Methods: Older adults (n = 515) were assessed annually for odor identification, cognitive function and dementia clinical diagnosis (max follow-up 18 years). Regional gray matter volumes (GMV) were quantified (3T MRI) in a cross-sectional subsample (n = 121). Regression models were adjusted for APOE-ε4 genotype, dementia risk factors and demographics.
Results: Faster olfactory decline during periods of normal cognition predicted higher incidence of subsequent MCI or dementia (OR 1.89, 95% CI: 1.26, 2.90, p < 0.01; comparable to carrying an APOE-ε4 allele) and smaller GMV in AD and olfactory regions (β = -0.11, 95% CI -0.21, -0.00).

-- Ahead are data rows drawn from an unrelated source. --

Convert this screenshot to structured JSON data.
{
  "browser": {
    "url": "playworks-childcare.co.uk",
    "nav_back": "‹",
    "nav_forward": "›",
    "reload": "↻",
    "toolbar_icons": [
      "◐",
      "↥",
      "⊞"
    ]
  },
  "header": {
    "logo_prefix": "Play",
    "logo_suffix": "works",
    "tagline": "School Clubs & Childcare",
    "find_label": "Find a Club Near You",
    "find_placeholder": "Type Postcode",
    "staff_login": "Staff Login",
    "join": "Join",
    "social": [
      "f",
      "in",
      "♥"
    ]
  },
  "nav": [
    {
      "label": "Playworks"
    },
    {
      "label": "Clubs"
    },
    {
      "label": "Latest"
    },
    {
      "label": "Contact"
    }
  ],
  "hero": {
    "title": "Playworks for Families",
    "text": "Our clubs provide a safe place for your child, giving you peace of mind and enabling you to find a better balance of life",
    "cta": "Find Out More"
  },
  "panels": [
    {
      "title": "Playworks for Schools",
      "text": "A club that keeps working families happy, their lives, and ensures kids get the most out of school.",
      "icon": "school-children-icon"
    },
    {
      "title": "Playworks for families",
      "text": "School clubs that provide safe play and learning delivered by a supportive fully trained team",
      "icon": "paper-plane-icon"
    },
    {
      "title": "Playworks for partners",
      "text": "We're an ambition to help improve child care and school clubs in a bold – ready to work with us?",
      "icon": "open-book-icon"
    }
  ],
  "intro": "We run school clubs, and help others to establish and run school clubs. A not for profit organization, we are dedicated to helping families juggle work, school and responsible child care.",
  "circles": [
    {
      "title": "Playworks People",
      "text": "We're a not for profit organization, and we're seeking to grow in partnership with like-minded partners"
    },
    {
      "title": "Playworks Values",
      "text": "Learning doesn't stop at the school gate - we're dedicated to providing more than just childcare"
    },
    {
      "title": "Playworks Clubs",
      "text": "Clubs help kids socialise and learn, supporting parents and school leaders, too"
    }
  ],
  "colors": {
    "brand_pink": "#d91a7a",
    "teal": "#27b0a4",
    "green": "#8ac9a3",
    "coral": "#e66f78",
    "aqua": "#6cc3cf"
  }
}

Discussion: Rapid olfactory decline during normal cognition, using repeated olfactory measurement, predicted subsequent cognitive impairment, dementia, and smaller GMVs, highlighting its potential as a simple biomarker for early AD detection.
Highlights: Rate of olfactory decline was calculated from olfactory testing over ≥3 time points. Rapid olfactory decline predicted impaired cognition and higher risk of dementia. Neurodegeneration on 3T magnetic resonance imaging was identical in those with olfactory decline and Alzheimer's disease.
Keywords: Alzheimer's disease; aging; apolipoprotein E; cognition; longitudinal; magnetic resonance imaging; mild cognitive impairment; neurodegeneration; odor identification; olfactory decline; rate of decline; trajectory.
© 2022 The Authors. Alzheimer's & Dementia published by Wiley Periodicals LLC on behalf of Alzheimer's Association.